Po wielu tygodniach oczekiwania Liga Mistrzów wraca dziś do gry. Niestety zdążyliśmy się przyzwyczaić, że na tych etapach rozgrywek brakuje polskich zespołów, ale mimo to w nadchodzących meczach znajdziemy pewien polski akcent. Mowa o Szymonie Marciniaku, który dziś stanie przed trudnym zadaniem.
Dla 39-latka będzie to już czwarte spotkanie w tegorocznej edycji Ligi Mistrzów. W fazie grupowej panował nad poczynaniami zawodników w meczu Galatasaray – PSG, Napoli – Salzburg oraz Slavia – Inter. Łącznie pokazał w nich 10 żółtych kartek i podyktował dwie jedenastki.
Spotkania Atletico Madryt nigdy bowiem nie należą do najłatwiejszych. Podopieczni Diego Simeone są znani z wielkiego temperamentu i braku odstawiania nogi na boisku. Ich spotkania często obfitują w żółte kartki, a starcie z dużo lepszym technicznie Liverpoolem może wyprowadzić ich z równowagi. „The Reds” w tym sezonie wyglądają niemalże bezbłędnie i możemy się jedynie domyślać, że nawet w Madrycie to oni przejmą role atakującej strony.

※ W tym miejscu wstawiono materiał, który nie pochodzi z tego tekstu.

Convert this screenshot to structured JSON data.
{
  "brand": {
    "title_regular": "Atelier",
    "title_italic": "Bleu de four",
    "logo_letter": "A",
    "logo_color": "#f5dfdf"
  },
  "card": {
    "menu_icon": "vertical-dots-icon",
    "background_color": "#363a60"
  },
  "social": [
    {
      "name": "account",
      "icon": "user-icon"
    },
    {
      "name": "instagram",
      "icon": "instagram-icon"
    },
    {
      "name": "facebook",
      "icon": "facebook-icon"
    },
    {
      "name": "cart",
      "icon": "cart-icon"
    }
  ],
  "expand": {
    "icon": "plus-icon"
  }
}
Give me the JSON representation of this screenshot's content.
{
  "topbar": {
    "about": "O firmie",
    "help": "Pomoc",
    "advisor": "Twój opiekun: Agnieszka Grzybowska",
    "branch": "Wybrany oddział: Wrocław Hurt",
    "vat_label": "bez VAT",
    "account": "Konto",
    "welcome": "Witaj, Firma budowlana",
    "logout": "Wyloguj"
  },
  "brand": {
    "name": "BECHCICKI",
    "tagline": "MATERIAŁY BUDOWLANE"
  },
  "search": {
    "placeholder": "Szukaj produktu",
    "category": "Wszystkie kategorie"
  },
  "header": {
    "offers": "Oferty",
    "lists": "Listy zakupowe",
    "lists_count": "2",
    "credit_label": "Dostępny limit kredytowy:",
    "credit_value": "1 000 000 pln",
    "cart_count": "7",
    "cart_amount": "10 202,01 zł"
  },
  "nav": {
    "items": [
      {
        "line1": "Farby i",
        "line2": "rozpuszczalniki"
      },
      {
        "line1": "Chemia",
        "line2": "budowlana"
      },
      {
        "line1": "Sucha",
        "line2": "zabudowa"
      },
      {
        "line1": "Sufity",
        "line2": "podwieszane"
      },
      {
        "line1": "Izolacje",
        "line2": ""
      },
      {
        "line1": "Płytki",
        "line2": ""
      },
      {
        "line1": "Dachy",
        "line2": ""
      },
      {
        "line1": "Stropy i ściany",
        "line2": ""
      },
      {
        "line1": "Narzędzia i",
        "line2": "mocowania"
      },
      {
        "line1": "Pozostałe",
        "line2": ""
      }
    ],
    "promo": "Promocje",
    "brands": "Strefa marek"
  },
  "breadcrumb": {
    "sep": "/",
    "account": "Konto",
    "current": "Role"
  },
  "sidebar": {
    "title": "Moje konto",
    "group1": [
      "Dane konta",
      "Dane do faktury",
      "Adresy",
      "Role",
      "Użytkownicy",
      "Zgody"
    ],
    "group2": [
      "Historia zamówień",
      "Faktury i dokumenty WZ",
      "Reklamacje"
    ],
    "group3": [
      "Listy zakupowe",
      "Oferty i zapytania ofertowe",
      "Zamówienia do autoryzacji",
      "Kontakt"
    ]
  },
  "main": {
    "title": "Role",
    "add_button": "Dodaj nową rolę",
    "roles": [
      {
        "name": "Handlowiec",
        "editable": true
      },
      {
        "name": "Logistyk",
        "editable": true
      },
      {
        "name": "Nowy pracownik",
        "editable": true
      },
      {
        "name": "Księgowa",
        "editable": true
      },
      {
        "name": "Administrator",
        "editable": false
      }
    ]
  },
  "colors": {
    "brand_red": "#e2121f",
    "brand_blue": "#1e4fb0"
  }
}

Trio ofensywne Salah, Mane oraz Firmino potrafi uprzykrzyć życie niemalże każdej defensywie na świecie. Ich mobilność i zmysł do gry kombinacyjnej w polu karnym sprawia, że obrońcy są narażeni na stykowe sytuacje, które mogą doprowadzić do rzutu karnego bądź czerwonej kartki. Czy zatem nasz arbiter będzie miał okazje zerknąć w specjalny monitor podczas tego starcia?
Wspomnienia z przeszłości
Warto przy tej okazji wspomnieć chociażby o poprzednim meczu Liverpoolu, który prowadził Marciniak. Wówczas PSG w fazie grupowej wygrało 2:1, a nasz arbiter pokazał aż 8 żółtych kartek. Wówczas Klopp po meczu dał do zrozumienia sędziemu, że nie podobała mu się jego praca:
– Trzykrotnie w Anglii wygrywaliśmy klasyfikację fair-play, ale ten sędzia zrobił z nas rzeźników. Był może jeden lub dwa faule, kiedy rzeczywiście zasłużyliśmy na upomnienia, ale te pozostałe są dla mnie niewytłumaczalne.
TYP: Sz. Marciniak skorzysta z VAR-u podczas meczu Atl. Madryt vs Liverpool
Warto wspomnieć także o asystentach Marciniaka w tym meczu. Po prawej oraz lewej stronie boiska będą biegać Paweł Sokolnicki oraz Tomasz Listkiewicz. Przy systemie VAR czuwał będzie z kolei Paweł Gil wraz z Tomaszem Kwiatkowskim.